For the first time in over a century, Labour won’t be the dominant force in Welsh politics. Plaid Cymru has become the largest party in the Senedd, snapping a winning streak that stretched back to the very birth of the Labour movement in Wales.
It’s a seismic shift. Labour had held its grip on Welsh elections since 1910, an extraordinary run that survived two world wars, Thatcherism, and the collapse of the mining industry. Plaid Cymru’s leader wasted no time in claiming the moment, declaring the party ready and willing to govern Wales.
“We are prepared to lead Wales,” the Plaid Cymru leader said following the result, framing the victory not just as a political win but as a statement of Welsh identity and ambition.

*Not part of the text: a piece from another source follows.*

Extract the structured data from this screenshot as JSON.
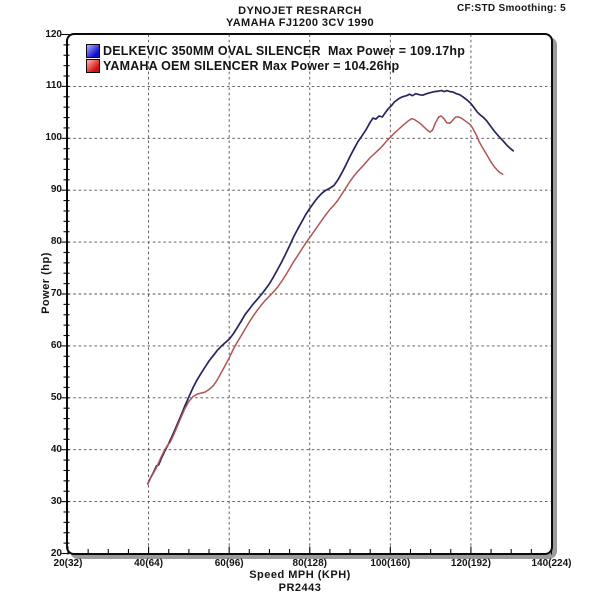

The result marks a dramatic realignment of Welsh politics. Plaid has long positioned itself as the party of Welsh language, culture, and self-determination, but this result suggests its appeal now stretches well beyond its traditional heartlands in the north and west.
Labour, for its part, faces an uncomfortable reckoning. The party has treated Wales almost as a safe house for decades, a place where the red rosette more or less sold itself. Voters, it seems, have grown tired of that assumption.
It’s worth remembering that winning the most seats doesn’t automatically hand Plaid the keys to the Senedd. Coalition negotiations, confidence-and-supply arrangements, and the messy arithmetic of minority government all lie ahead. Running Wales is one thing; actually forming a stable administration is quite another.
Still, the symbolism alone is hard to overstate. A century of Labour dominance, gone. Welsh nationalism, once a fringe concern to many Westminster commentators, now sitting at the top table of devolved government.
Whether Plaid can translate electoral momentum into effective governance, and whether Welsh voters are ready to back that project at the next election too, is the question that will define the next chapter of Welsh political life.